Самолёт на Кёльн. Рассказы

Попов Евгений Анатольевич

Шрифт:

Я вдруг почувствовал, что воротник моей рубашки грязен и липок, хотя я стирал ее не далее как вчера вечером, я вдруг понял, что не исключено, если от меня наносит потом, табаком и мочой, хоть я и принял сегодня утром ванну (правда, мыло у меня кончилось, я три дня не мог собраться купить кусочек мыла, вследствие чего мылся стиральным порошком), вонял забытый под кроватью носок, автоматически не было трех пуговиц на одной рубашке, двух на другой, одной не третьей, и я не знаю точно, из чего делают колбасу, я знаю, что ее делают из чего-то, но я точно знаю, что это была совсем плохая колбаса, следствием такой колбасы является язва, а у меня совсем больше сил не было, чтобы снова пойти в «Гастроном» и, снова отстояв очередь,

купить на свои деньги чего-нибудь более съедобного.
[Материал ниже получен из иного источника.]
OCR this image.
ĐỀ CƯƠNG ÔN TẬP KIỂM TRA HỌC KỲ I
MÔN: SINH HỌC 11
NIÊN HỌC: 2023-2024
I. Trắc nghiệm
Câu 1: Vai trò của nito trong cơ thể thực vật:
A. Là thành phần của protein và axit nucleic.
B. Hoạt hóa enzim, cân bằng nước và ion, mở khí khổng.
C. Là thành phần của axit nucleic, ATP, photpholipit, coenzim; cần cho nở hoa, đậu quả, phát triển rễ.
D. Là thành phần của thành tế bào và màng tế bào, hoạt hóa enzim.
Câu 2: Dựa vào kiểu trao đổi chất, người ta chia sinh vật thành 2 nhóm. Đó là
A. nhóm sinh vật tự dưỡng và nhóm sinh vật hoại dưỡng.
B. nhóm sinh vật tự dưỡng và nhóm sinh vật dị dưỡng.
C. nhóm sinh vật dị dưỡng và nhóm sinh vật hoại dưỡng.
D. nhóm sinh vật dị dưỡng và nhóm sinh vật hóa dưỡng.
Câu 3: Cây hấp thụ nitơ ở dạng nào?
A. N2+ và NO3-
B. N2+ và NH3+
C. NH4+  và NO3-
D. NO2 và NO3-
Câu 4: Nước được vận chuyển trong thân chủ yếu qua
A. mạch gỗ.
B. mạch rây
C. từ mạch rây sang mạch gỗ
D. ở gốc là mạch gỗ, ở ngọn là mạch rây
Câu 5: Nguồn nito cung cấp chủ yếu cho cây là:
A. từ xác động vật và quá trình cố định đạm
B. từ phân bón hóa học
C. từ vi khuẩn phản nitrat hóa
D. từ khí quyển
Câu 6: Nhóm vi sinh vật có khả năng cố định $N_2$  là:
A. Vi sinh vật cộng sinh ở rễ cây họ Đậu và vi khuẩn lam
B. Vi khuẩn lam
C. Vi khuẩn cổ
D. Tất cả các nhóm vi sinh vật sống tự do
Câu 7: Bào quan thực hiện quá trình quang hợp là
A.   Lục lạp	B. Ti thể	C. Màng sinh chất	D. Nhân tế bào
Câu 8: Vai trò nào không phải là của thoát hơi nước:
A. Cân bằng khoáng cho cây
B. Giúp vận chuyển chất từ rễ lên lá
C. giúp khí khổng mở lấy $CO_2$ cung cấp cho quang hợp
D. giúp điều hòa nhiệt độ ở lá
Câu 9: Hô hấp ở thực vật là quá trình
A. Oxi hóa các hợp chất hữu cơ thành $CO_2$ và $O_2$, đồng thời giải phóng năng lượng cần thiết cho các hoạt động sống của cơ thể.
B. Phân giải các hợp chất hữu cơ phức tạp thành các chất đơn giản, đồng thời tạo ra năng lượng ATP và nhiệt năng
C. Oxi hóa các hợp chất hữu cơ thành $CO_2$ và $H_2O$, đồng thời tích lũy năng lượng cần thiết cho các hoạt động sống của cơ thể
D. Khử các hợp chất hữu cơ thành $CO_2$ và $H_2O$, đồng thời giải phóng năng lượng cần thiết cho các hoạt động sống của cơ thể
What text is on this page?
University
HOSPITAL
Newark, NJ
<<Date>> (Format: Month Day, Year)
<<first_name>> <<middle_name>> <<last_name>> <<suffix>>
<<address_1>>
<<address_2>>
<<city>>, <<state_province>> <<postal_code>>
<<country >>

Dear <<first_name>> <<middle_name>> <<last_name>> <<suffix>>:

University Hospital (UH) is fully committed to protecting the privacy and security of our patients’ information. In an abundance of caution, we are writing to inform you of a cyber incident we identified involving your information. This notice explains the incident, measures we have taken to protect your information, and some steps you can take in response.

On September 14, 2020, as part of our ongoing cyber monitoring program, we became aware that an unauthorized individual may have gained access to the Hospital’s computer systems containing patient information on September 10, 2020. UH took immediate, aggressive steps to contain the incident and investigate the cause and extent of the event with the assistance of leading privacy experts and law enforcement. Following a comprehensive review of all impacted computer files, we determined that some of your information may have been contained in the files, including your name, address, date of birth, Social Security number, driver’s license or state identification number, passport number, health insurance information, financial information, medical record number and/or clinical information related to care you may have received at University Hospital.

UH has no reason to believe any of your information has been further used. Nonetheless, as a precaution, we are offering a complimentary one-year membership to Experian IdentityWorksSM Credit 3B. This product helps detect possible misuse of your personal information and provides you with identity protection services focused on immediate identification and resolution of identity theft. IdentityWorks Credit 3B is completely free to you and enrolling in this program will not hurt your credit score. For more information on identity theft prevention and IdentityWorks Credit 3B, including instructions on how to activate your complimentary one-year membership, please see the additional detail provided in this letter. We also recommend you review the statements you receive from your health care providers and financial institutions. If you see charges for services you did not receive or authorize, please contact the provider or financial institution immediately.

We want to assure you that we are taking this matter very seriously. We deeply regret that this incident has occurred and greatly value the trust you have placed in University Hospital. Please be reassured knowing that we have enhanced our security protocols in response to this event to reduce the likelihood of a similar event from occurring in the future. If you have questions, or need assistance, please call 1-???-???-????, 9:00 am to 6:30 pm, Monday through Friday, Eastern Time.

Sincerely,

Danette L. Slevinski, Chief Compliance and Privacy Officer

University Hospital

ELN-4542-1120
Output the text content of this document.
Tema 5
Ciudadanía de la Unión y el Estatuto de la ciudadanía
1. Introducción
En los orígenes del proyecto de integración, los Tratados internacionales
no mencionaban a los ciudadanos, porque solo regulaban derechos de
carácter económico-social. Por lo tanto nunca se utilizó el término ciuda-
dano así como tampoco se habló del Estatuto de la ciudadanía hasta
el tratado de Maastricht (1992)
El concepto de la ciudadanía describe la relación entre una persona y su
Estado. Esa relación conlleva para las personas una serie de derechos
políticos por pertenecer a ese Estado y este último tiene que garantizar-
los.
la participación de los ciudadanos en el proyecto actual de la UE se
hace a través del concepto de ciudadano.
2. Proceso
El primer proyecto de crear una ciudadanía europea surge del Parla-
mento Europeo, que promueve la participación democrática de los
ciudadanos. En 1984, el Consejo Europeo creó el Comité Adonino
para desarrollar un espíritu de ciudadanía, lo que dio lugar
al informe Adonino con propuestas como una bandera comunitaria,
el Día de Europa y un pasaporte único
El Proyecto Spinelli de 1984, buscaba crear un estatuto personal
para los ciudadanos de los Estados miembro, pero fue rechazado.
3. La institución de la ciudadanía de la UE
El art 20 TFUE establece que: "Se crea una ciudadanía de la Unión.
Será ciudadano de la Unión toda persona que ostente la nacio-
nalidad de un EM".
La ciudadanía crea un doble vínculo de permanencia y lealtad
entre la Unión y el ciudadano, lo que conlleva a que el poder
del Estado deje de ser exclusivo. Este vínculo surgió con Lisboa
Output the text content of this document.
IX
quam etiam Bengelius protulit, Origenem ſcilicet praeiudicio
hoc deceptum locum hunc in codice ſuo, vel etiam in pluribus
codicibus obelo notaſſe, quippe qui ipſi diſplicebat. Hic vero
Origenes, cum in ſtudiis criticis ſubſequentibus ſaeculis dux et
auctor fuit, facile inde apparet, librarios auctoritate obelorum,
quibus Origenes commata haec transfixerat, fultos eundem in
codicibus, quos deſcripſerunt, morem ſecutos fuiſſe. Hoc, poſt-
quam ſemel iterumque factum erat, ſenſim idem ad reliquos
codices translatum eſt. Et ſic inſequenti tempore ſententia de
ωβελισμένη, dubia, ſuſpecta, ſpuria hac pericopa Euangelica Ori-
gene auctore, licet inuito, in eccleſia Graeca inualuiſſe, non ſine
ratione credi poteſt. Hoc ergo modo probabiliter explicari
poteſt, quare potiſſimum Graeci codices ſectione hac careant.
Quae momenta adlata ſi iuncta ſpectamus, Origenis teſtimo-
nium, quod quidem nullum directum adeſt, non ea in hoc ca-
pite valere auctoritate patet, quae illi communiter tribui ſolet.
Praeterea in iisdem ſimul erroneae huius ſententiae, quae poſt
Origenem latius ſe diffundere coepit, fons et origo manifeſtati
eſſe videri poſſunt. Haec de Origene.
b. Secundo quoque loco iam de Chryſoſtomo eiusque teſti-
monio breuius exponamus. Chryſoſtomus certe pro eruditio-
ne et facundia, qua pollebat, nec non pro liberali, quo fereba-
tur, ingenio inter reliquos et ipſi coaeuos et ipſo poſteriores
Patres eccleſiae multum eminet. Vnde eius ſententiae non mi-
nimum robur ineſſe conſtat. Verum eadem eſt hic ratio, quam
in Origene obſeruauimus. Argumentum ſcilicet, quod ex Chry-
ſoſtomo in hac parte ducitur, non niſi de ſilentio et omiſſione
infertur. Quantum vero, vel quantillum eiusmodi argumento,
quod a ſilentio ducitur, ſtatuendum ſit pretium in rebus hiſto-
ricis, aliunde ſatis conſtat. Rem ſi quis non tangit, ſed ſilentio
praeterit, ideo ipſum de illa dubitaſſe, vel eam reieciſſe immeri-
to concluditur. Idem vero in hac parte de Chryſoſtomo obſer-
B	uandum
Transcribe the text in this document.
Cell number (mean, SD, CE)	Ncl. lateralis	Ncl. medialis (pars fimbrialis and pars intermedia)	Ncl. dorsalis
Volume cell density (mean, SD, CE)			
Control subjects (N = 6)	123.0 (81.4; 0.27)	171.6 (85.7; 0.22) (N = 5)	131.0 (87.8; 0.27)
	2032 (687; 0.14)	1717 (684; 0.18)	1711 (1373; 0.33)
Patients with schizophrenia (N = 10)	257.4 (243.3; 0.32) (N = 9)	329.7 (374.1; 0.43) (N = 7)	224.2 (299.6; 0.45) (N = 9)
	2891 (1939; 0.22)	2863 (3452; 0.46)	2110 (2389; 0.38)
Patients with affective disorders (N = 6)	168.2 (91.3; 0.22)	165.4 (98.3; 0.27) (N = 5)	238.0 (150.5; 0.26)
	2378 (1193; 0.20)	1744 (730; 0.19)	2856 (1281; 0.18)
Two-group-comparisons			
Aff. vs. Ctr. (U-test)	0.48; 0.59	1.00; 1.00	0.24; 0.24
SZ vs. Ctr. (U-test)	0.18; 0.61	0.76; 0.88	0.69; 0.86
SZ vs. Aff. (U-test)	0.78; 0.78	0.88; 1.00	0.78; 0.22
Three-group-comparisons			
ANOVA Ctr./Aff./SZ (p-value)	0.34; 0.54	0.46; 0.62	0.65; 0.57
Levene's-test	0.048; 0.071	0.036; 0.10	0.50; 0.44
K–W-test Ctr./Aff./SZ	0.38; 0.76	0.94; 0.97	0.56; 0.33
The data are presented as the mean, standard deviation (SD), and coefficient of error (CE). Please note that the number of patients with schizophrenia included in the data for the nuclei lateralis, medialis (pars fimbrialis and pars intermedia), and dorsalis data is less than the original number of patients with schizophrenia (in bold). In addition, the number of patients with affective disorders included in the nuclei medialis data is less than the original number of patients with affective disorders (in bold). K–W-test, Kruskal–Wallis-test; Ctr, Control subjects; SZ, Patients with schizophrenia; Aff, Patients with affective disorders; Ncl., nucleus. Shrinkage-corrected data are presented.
И нельзя сказать, с одной стороны, чтобы уж совсем «мерзость запустения», но с другой стороны – в раковине пять глубоких тарелок лежат немытые четыре дня, ложки, вилки – в сале, чашки – с чайным налетом, вещи – веером по комнате, дорогие и мятые. И – определенно, определенно наносило от меня потом, табаком и мочой, определенно наносило!..

Да в конце-то концов и не в моче вовсе дело, пускай бы даже и мочой, дело в том, что мир вдруг потускнел и съежился, серым и пресным стал мой мир, и я вдруг подумал с неудовольствием, что жизнь моя проходит и я непременно когда-нибудь умру.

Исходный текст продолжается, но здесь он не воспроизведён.